Evan Thomas sold the land to William Culver in 1816. Brothers John and Romulus Culver inherited the property when their father died in 1824. Then living in Kentucky, John Culver had no interest in the land and sold his portion of the land to Francis Valdenar in 1824; Romulus Culver later sold his portion to Valdenar in 1833.

Valdenar was a farmer and a Commissioner of Montgomery County. When Montgomery County and Prince George's County disputed their border, Valdenar helped define the boundary separating the two counties.

Valdenar mortgaged the property in 1870. When Valdenar could not meet the mortgage payments, the property was sold at a public auction to Henry and Mary Bradley in 1876, and they gave it to their son William Bradley later that year.

A successful farmer, William Bradley built an elaborate Queen Anne-style addition to the house.
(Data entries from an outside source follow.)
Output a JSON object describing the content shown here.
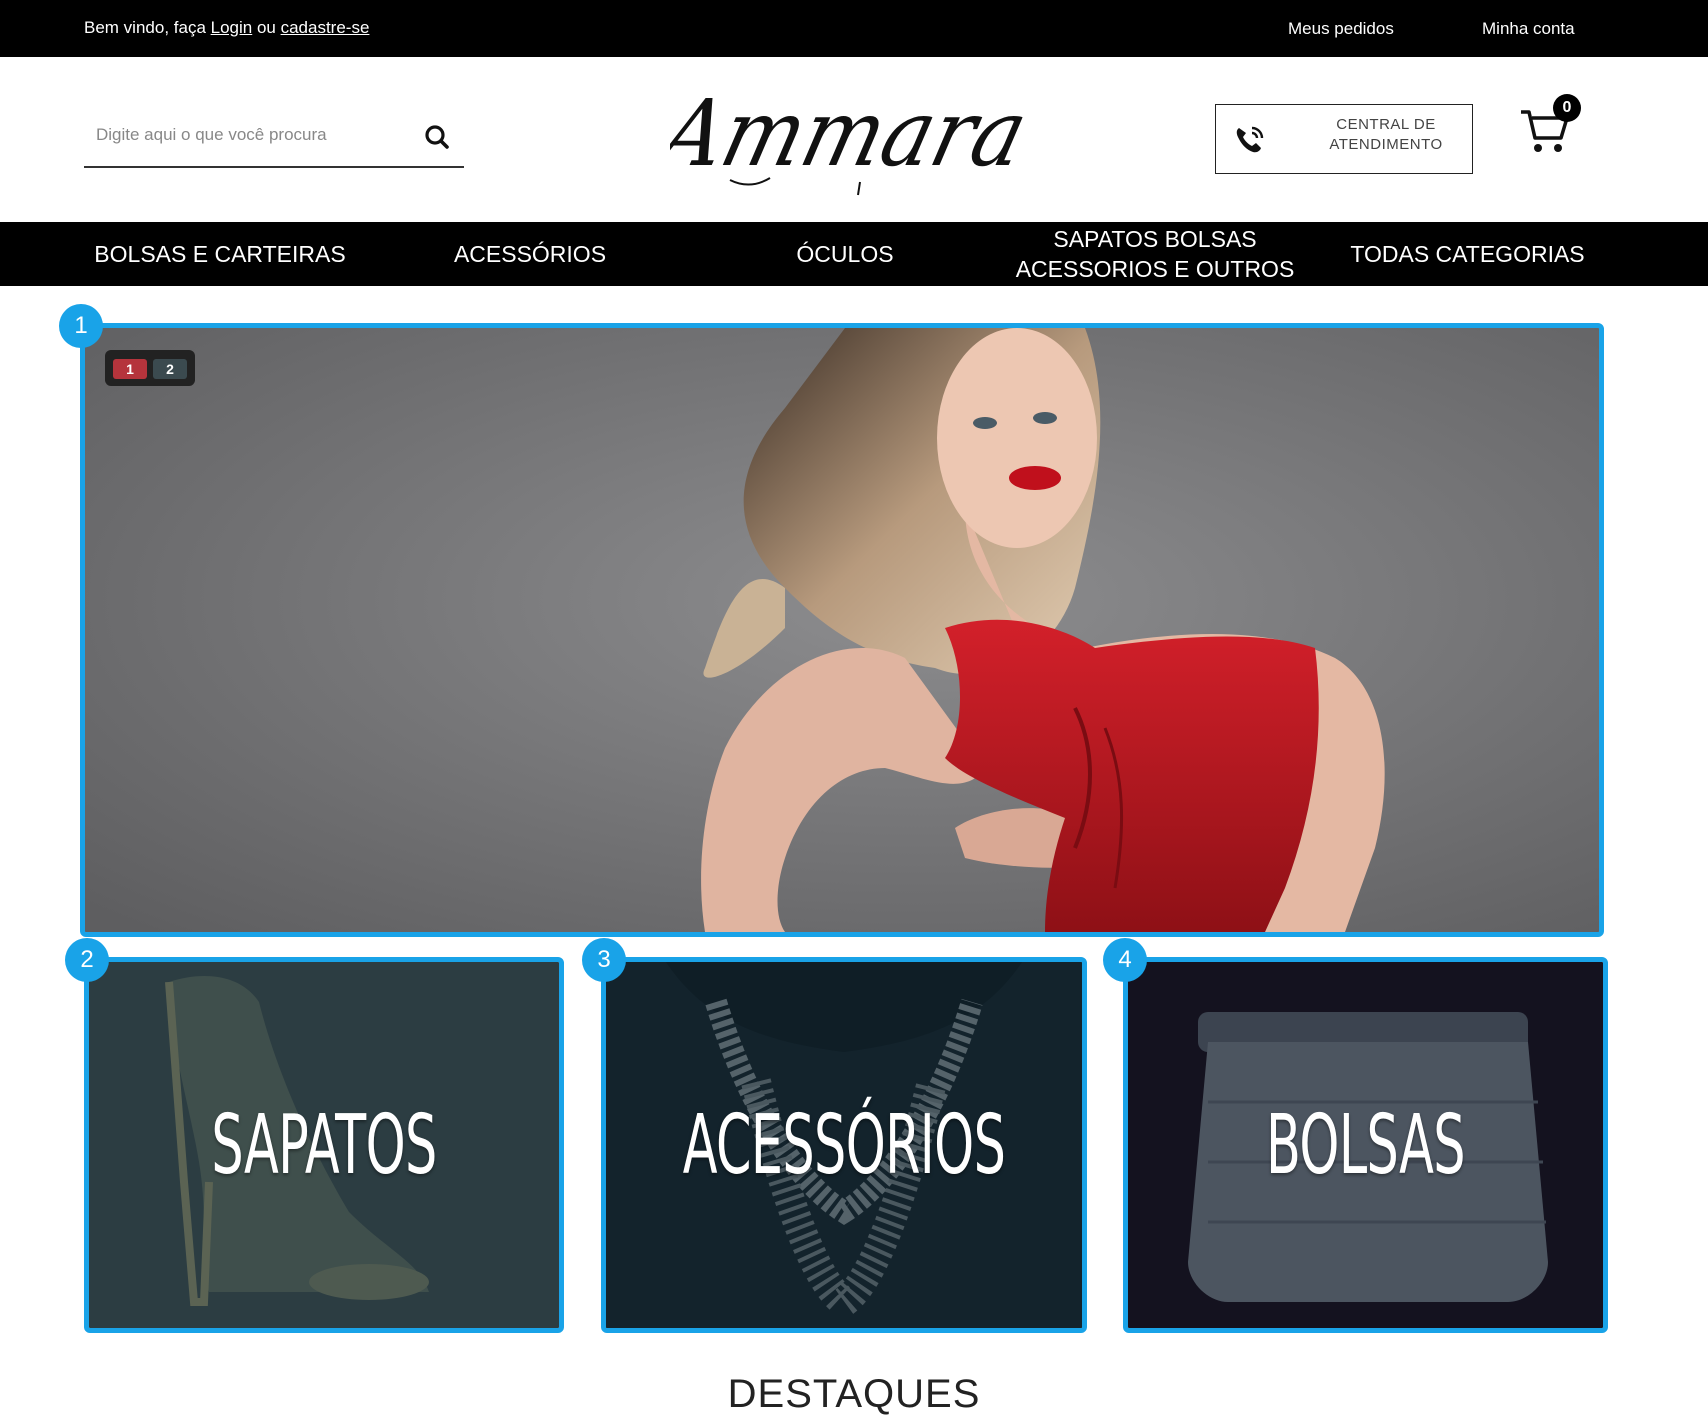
{
  "topbar": {
    "welcome_prefix": "Bem vindo,  faça ",
    "login_label": "Login",
    "or_text": " ou ",
    "signup_label": "cadastre-se",
    "orders_label": "Meus pedidos",
    "account_label": "Minha conta"
  },
  "header": {
    "search_placeholder": "Digite aqui o que você procura",
    "logo_text": "Ammara",
    "support_line1": "CENTRAL DE",
    "support_line2": "ATENDIMENTO",
    "cart_count": "0"
  },
  "nav": {
    "items": [
      {
        "label": "BOLSAS E CARTEIRAS"
      },
      {
        "label": "ACESSÓRIOS"
      },
      {
        "label": "ÓCULOS"
      },
      {
        "label_line1": "SAPATOS BOLSAS",
        "label_line2": "ACESSORIOS E OUTROS"
      },
      {
        "label": "TODAS CATEGORIAS"
      }
    ]
  },
  "hero": {
    "slides": [
      "1",
      "2"
    ],
    "active_slide": 1
  },
  "markers": [
    "1",
    "2",
    "3",
    "4"
  ],
  "tiles": [
    {
      "title": "SAPATOS"
    },
    {
      "title": "ACESSÓRIOS"
    },
    {
      "title": "BOLSAS"
    }
  ],
  "section_title": "DESTAQUES",
  "colors": {
    "highlight": "#19a3e8",
    "active_dot": "#b5343c",
    "inactive_dot": "#3b4a4f"
  }
}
William Bradley died in 1897, and John Bliler bought the property from Bradley's widow Mary Bradley by way of a mortgage in 1926. Bliler defaulted on the mortgage, and Mary Bradley bought back the property at a public auction in 1929.

Mary Bradley sold the property to a developer in 1950, but she inserted a clause in the deed stating that she could continue to live in the house for free for the rest of her life. The deed also stated that she had the right to chop firewood on the land and she could walk her dogs on the land whenever she liked. Further, the deed stated that if the developer were to sell the portion of the land surrounding the house, she would receive half the proceeds of the sale.

The house has been listed on the Montgomery County Master Plan for Historic Preservation.

Sherwood Forest was developed by Kahn Construction Corporation. Homes were originally intended to be built in 1959, but homes were delayed until a water and sewage system was built in 1961. Homes were originally priced between $28,000 and $45,000 each. Better Homes and Gardens named one of the model homes a 1959 House of Ideas. Kahn intended the homes to be of better quality than typical homes, in order to provide long-term savings on maintenance costs to homeowners.

==Amenity==
Robin Hood Swim Club is located in Sherwood Forest.